The anonymous writer describes herself as modern Orthodox. In vivid detail she describes to the reader what was on her mind as she anticipates and then has that encounter with a young presumably Orthodox male student from the same university. Afterward she expresses regret by saying, ‘The only thing I learn is how to do the walk of shame the day after’.
I don’t know if the tale was fact or fiction. But this kind of thing does happen.
It may seem strange to some people. If one is religious enough to care about Shabbos and Kashrus, wouldn’t they be careful to not violate one of the most serious transgressions in Judaism (Hilchos Niddah)? One would think so. But the sex drive is very strong and Chazal recognized this. That is why they said ‘Ayn Apitropus L’Arayos’ – there is no guardian for sex. Everyone is susceptible to temptations of the flesh no matter how religious they are.
I’m not sure how prevalent this phenomenon is. My guess is that it is relatively rare. I am also convinced that to the extent that it happens at all - it is not the exclusive domain of Yeshiva University. Most religious students would of course never do anything like that even though their sex drive is very alive and well – no matter what their background.
That is why there are so many barriers erected between the sexes in Orthodoxy – especially among Charedim and even more so in the Chasidic world. In fact one of the reasons Chasidim get married so young is because they understand the power of the sex drive in young people. It is not uncommon for a young Chasidic couple to get married while both are still in their teens.
The culture of modern Orthodoxy that is Yeshiva University does not discourage the mingling of the sexes. Although the men and women are geographically separated, there is plenty of socializing. Most of the time it is fairly innocent. Sometimes it even results in an engagement and succesful marriage.
But… combined with the fact that students from modern backgrounds imbibe quite liberally in the culture with all of its sexually provocative images – my guess is that it probably makes them more vulnerable.
I think that makes a story like this an important one. Fact or fiction at the very least it tells you what’s on the mind of at least some Orthodox young people. And that ought not to be buried into our collective subconscious. It is far better to get it out into the open and to talk about it. If a school is going to properly deal with this problem they have to understand what is going on in the minds of their students.
The question arises as to whether a story like this belongs in a student publication of Yeshiva University a school that believes in Torah and Mada. On the university (Mada) side freedom of expression is paramount and ought not to be censored. On the Yeshiva (Torah) side it is highly inappropriate to be telling lurid tales like this… even if it generates much needed discussion.

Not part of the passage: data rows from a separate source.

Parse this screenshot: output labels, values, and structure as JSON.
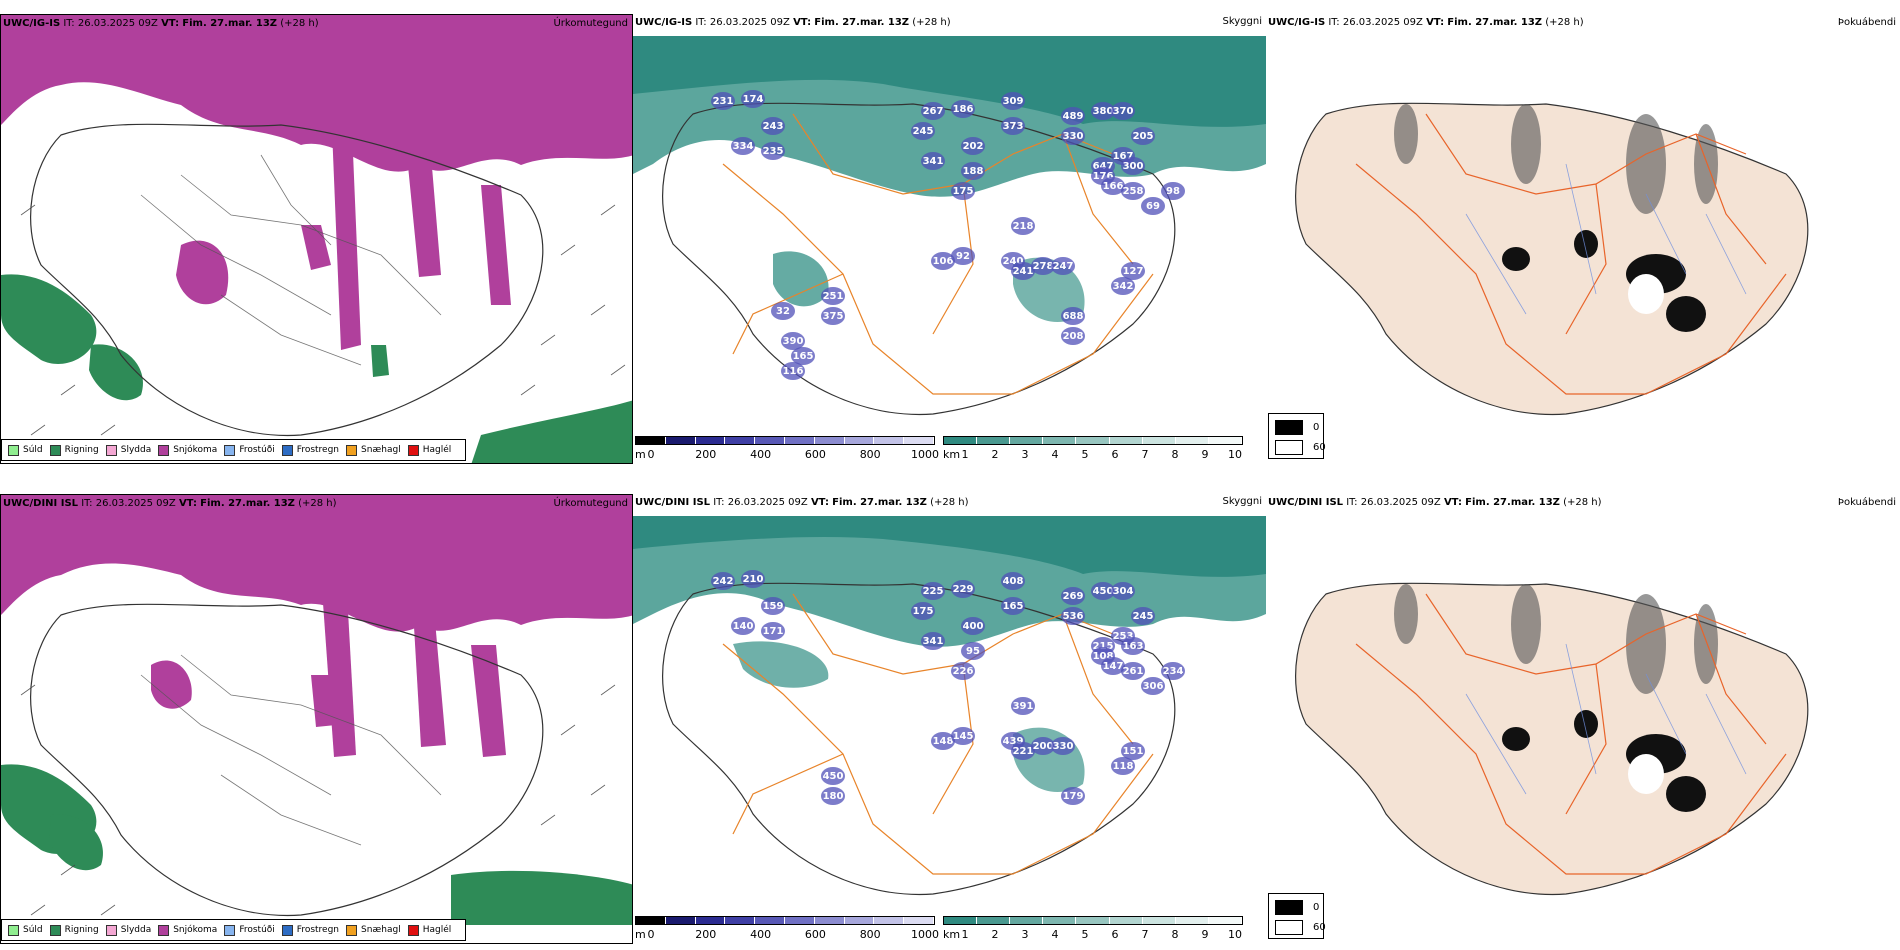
{
  "rows": [
    {
      "header": {
        "model": "UWC/IG-IS",
        "it_label": "IT:",
        "it_value": "26.03.2025 09Z",
        "vt_label": "VT:",
        "vt_value": "Fim. 27.mar. 13Z",
        "lead": "(+28 h)"
      },
      "precip_title": "Úrkomutegund",
      "cloud_title": "Skyggni",
      "fog_title": "Þokuábendi",
      "cloud_numbers": [
        "231",
        "174",
        "243",
        "334",
        "235",
        "267",
        "245",
        "186",
        "309",
        "373",
        "489",
        "330",
        "380",
        "370",
        "205",
        "341",
        "202",
        "188",
        "175",
        "647",
        "167",
        "300",
        "176",
        "166",
        "258",
        "98",
        "69",
        "218",
        "240",
        "241",
        "278",
        "247",
        "127",
        "106",
        "92",
        "251",
        "375",
        "342",
        "688",
        "208",
        "390",
        "165",
        "116",
        "32"
      ]
    },
    {
      "header": {
        "model": "UWC/DINI ISL",
        "it_label": "IT:",
        "it_value": "26.03.2025 09Z",
        "vt_label": "VT:",
        "vt_value": "Fim. 27.mar. 13Z",
        "lead": "(+28 h)"
      },
      "precip_title": "Úrkomutegund",
      "cloud_title": "Skyggni",
      "fog_title": "Þokuábendi",
      "cloud_numbers": [
        "242",
        "210",
        "159",
        "140",
        "171",
        "225",
        "175",
        "229",
        "408",
        "165",
        "269",
        "536",
        "450",
        "304",
        "245",
        "341",
        "400",
        "95",
        "226",
        "215",
        "253",
        "163",
        "108",
        "147",
        "261",
        "234",
        "306",
        "391",
        "439",
        "221",
        "200",
        "330",
        "151",
        "148",
        "145",
        "450",
        "180",
        "118",
        "179"
      ]
    }
  ],
  "precip_legend": [
    {
      "label": "Súld",
      "color": "#90ee90"
    },
    {
      "label": "Rigning",
      "color": "#2e8b57"
    },
    {
      "label": "Slydda",
      "color": "#f4a7d3"
    },
    {
      "label": "Snjókoma",
      "color": "#b0409c"
    },
    {
      "label": "Frostúði",
      "color": "#87b4ee"
    },
    {
      "label": "Frostregn",
      "color": "#2d6cc4"
    },
    {
      "label": "Snæhagl",
      "color": "#f0a020"
    },
    {
      "label": "Haglél",
      "color": "#e01010"
    }
  ],
  "cloud_base_bar": {
    "unit": "m",
    "ticks": [
      "0",
      "200",
      "400",
      "600",
      "800",
      "1000"
    ],
    "colors": [
      "#000000",
      "#1a1a6e",
      "#2b2b91",
      "#3f3fa5",
      "#5858b6",
      "#7070c4",
      "#8c8cd0",
      "#a7a7dc",
      "#c3c3e8",
      "#dcdcf2"
    ]
  },
  "vis_bar": {
    "unit": "km",
    "ticks": [
      "1",
      "2",
      "3",
      "4",
      "5",
      "6",
      "7",
      "8",
      "9",
      "10"
    ],
    "colors": [
      "#2f8a80",
      "#4a9990",
      "#64a8a0",
      "#7eb7b0",
      "#98c6c0",
      "#b2d5d0",
      "#cce4e0",
      "#e3f0ee",
      "#f3f9f8"
    ]
  },
  "fog_legend": {
    "items": [
      "0",
      "60"
    ]
  },
  "colors": {
    "snow": "#b0409c",
    "rain": "#2e8b57",
    "teal": "#3f968c",
    "land": "#f4e3d5",
    "road": "#e8642a"
  }
}
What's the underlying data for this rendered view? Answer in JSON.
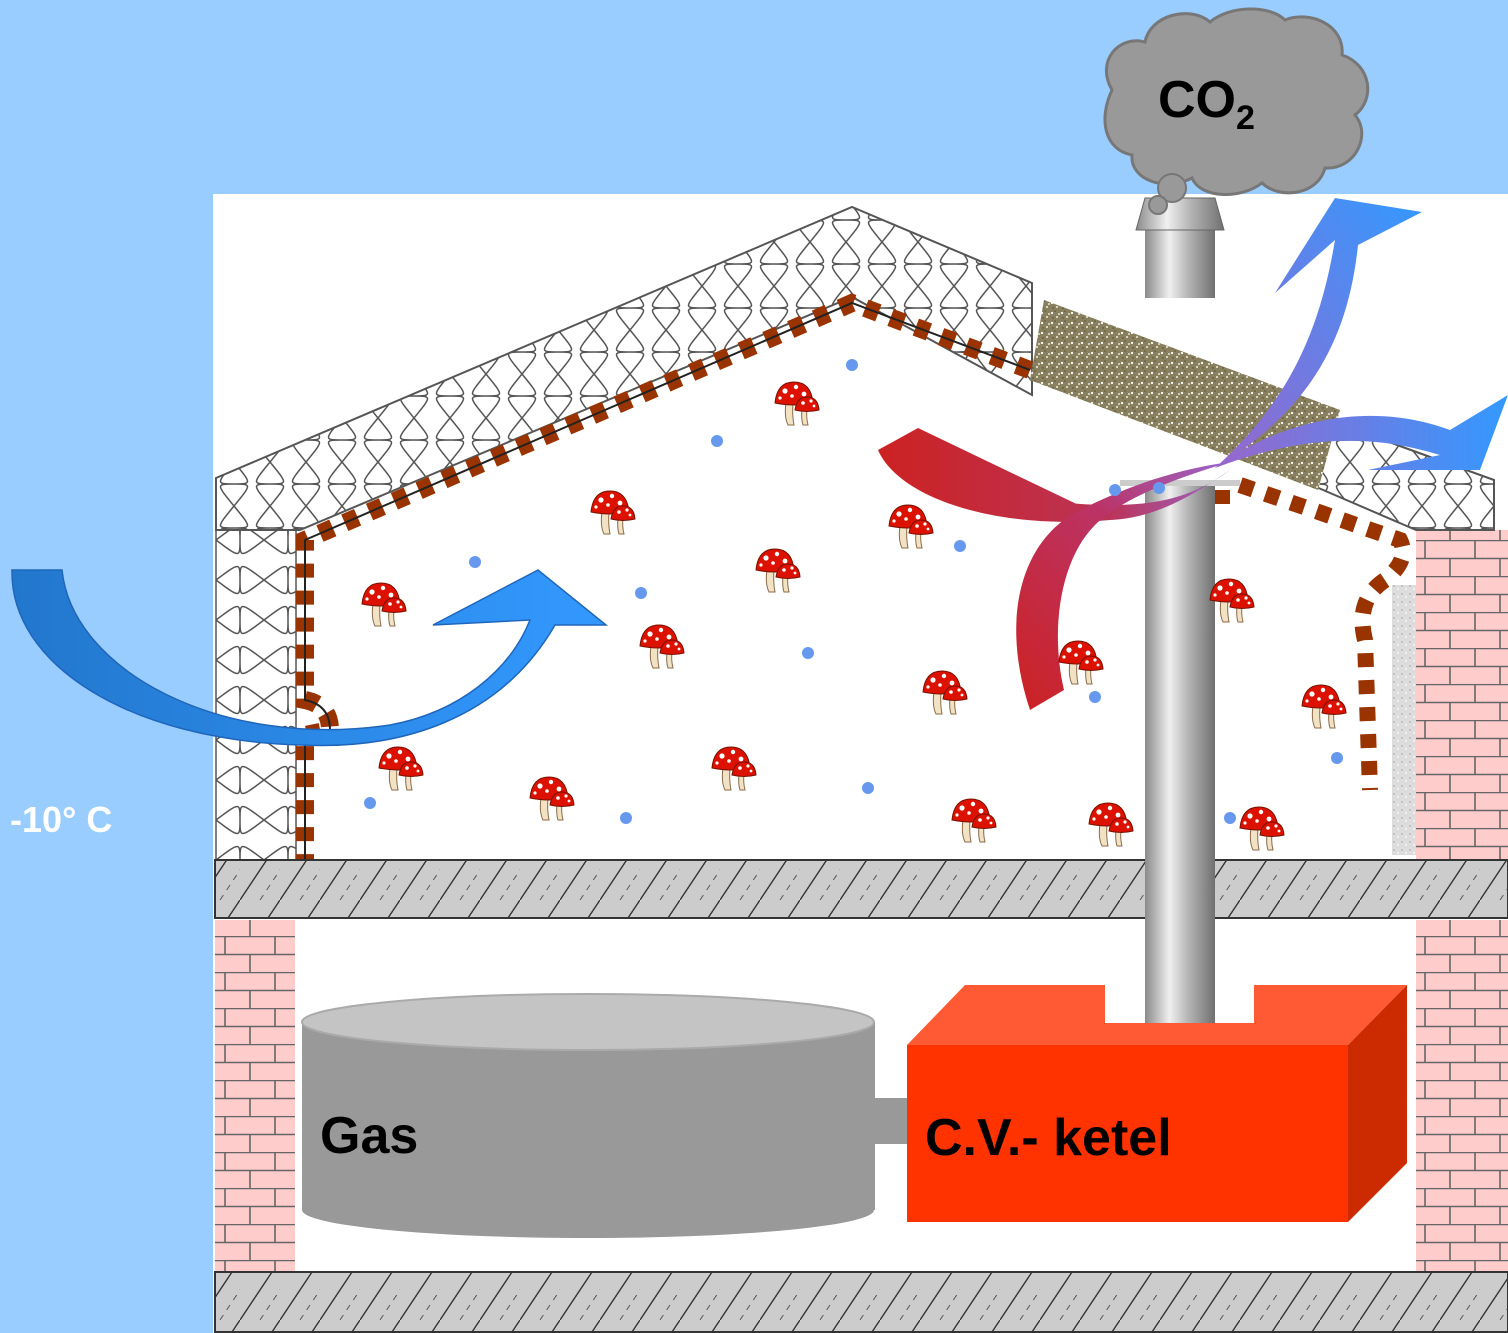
{
  "labels": {
    "outside_temperature": "-10° C",
    "exhaust_gas_main": "CO",
    "exhaust_gas_subscript": "2",
    "gas_tank": "Gas",
    "boiler": "C.V.- ketel"
  },
  "colors": {
    "sky": "#99ccff",
    "interior": "#ffffff",
    "brick": "#ffcccc",
    "vapor_stripe": "#993300",
    "concrete": "#cccccc",
    "gas_tank": "#999999",
    "boiler_front": "#ff3300",
    "boiler_top": "#ff5a33",
    "boiler_side": "#cc2a00",
    "cold_air_arrow": "#3399ff",
    "warm_air_arrow": "#cc2222",
    "cloud": "#999999",
    "moisture_dot": "#6699ee"
  },
  "icons": {
    "mold_icon": "red-spotted-mushroom",
    "insulation": "wool-loops",
    "moisture": "dot"
  }
}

Ideally Torah and Mada should never be in conflict. But not all Mada is values neutral, and when those values come into conflict with Torah values, they ought to be put aside. Shumtz does not belong anywhere in an institution with the word Yeshiva as part of its title.
YU President Richard Joel and their student council correctly asked them to take down the article. At first they agreed and then later they put it back up. Editors at the Beacon did not like the idea of censorship and has decided to sever its ties with YU instead. I agree with that decision. Whatever the merit of an article like this, it does not belong in a religiously affiliated publication – at least not in the form it was written.
That said there needs to be a conversation about these problems. They are not going away. Although highly inappropriate - perhaps a shocking article like this is what’s needed to kick start the discussion. But the Beacon was wrong to do it under the auspices of YU. So breaking off from YU was the right thing to do. I just wish they had done that first.